The 2008 conference of Teachers of English to Speakers of Other Languages (TESOL) in New York City should have sounded the death knell of the conventional educational conference. Sadly, it didn't, and there promises to be more debacles to come as the membership dues bill in my mailbox seems to indicate.
Such bloated, sponsor-driven conferences—packed as this one was, again, into the undersized New York Hilton and cramped, labyrinthine meeting rooms of the Sheraton across 54th Street—provide gasping testimony to what models of ineffective instructional design and inefficient knowledge transfer such meetings have become.
Evidence of bad design
Logistics. Venues that do more to restrict free movement of people than a lifetime of bacon double cheeseburgers restricts arterial blood flow—too many non-essential elements clotting together.
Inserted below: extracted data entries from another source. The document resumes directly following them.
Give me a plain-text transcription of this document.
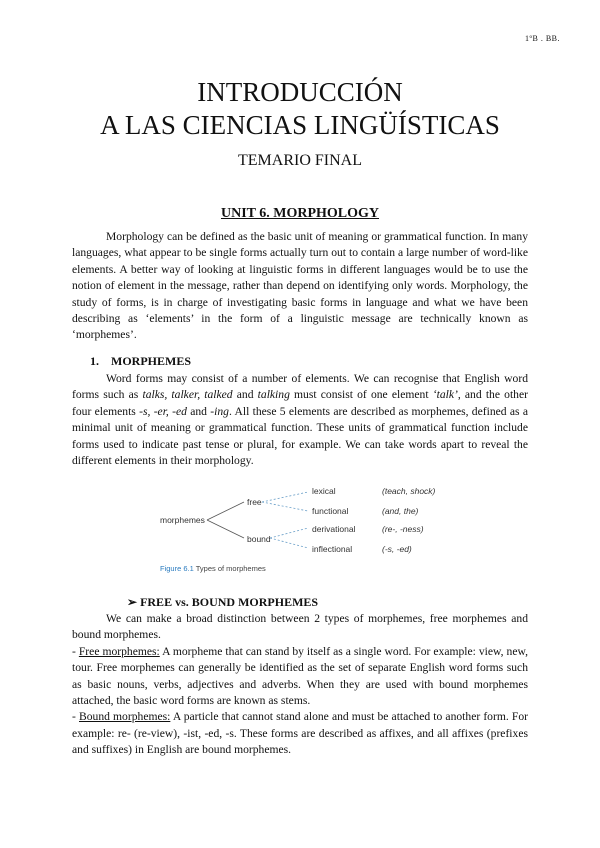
1ºB . BB.
INTRODUCCIÓN
A LAS CIENCIAS LINGÜÍSTICAS
TEMARIO FINAL
UNIT 6. MORPHOLOGY

Morphology can be defined as the basic unit of meaning or grammatical function. In many languages, what appear to be single forms actually turn out to contain a large number of word-like elements. A better way of looking at linguistic forms in different languages would be to use the notion of element in the message, rather than depend on identifying only words. Morphology, the study of forms, is in charge of investigating basic forms in language and what we have been describing as ‘elements’ in the form of a linguistic message are technically known as ‘morphemes’.

1. MORPHEMES

Word forms may consist of a number of elements. We can recognise that English word forms such as talks, talker, talked and talking must consist of one element ‘talk’, and the other four elements -s, -er, -ed and -ing. All these 5 elements are described as morphemes, defined as a minimal unit of meaning or grammatical function. These units of grammatical function include forms used to indicate past tense or plural, for example. We can take words apart to reveal the different elements in their morphology.

morphemes
free
bound
lexical
functional
derivational
inflectional
(teach, shock)
(and, the)
(re-, -ness)
(-s, -ed)
Figure 6.1 Types of morphemes
➢ FREE vs. BOUND MORPHEMES

We can make a broad distinction between 2 types of morphemes, free morphemes and bound morphemes.

- Free morphemes: A morpheme that can stand by itself as a single word. For example: view, new, tour. Free morphemes can generally be identified as the set of separate English word forms such as basic nouns, verbs, adjectives and adverbs. When they are used with bound morphemes attached, the basic word forms are known as stems.

- Bound morphemes: A particle that cannot stand alone and must be attached to another form. For example: re- (re-view), -ist, -ed, -s. These forms are described as affixes, and all affixes (prefixes and suffixes) in English are bound morphemes.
Lack of subjectivity in planning. Meeting room assignments seemingly made at random (that is, by hotel staff) without regard for reasonable expectations of the popularity of one session over another.
Hype. Session abstracts, written as a part of proposals and printed in conference programs, invariably overstate the goals of the session, representing an unrealistically ambitious agenda for the allotted time and all but guaranteeing disappointment.
Ignoble motivation. Presenters may be motivated by careerism more than having something to say. Such sessions are little more than, for example, a notch on a grad student's c.v. before she hits the job market. Perhaps serving the interests of enlightenment even less are the teachers presenting to justify reimbursed travel—the pseudo-scholarly junket. (In all fairness, considering the relative low pay of language teachers and those working for academic publishers, this is perhaps the most understandable motivation.)
Poor instructional design. The irony, nay, tragedy, of teachers perpetuating bad instructional design seems lost on no one but the presenters themselves.
What might make conference attendance all worthwhile, however, are a few unscripted conversations with peers or counterparts who may have sat through the same disappointing sessions, combined with a little time to reflect on fresh possibilities courtesy of being removed from the quotidian demands of one’s job, not to mention eating well on an expense account.
Power to the people
Imagine a conference free of bloated administration (and its like-sized fee), free of pretension, hype, and poorly designed and delivered bullet-point recitations that rarely risk enlightenment or stimulate thought or interaction. Imagine the TESOL unConference. This "people over process" approach, not wedded to a pre-determined agenda, can be seen in action at any number of technical conferences.
RedMonk’s Free Conference at JavaOne CommunityDay
BarCamp
BrainJams
Wikipedia entry
A description of the unconference from Digital Web Magazine:
Unconferences are gaining popularity in the high-tech community as self-organizing forums for idea sharing, networking, learning, speaking, demonstrating, and generally interacting with other geeks. The unconference format is based on the premise that in any professional gathering, the people in the audience—not just those selected to speak on stage—have interesting thoughts, insights, and expertise to share. Everyone who attends an unconference, such as those put together by organizations like BarCamp or BrainJams, is required to participate in some way: to present, to speak on a panel, to show off a project, or just to ask a lot of questions. As an event, the character of the unconference falls somewhere between that of a bazaar and that of an intellectual salon. It is, to borrow a phrase, a free “marketplace of ideas.” There are no themes or tracks to guide you, as in a typical conference; the whole event is centered on what might be called the discussion group. The ad hoc nature and the low cost of this forum (they’re usually free, compared to the hundreds of dollars needed to attend some industry gatherings) make the unconference accessible to many.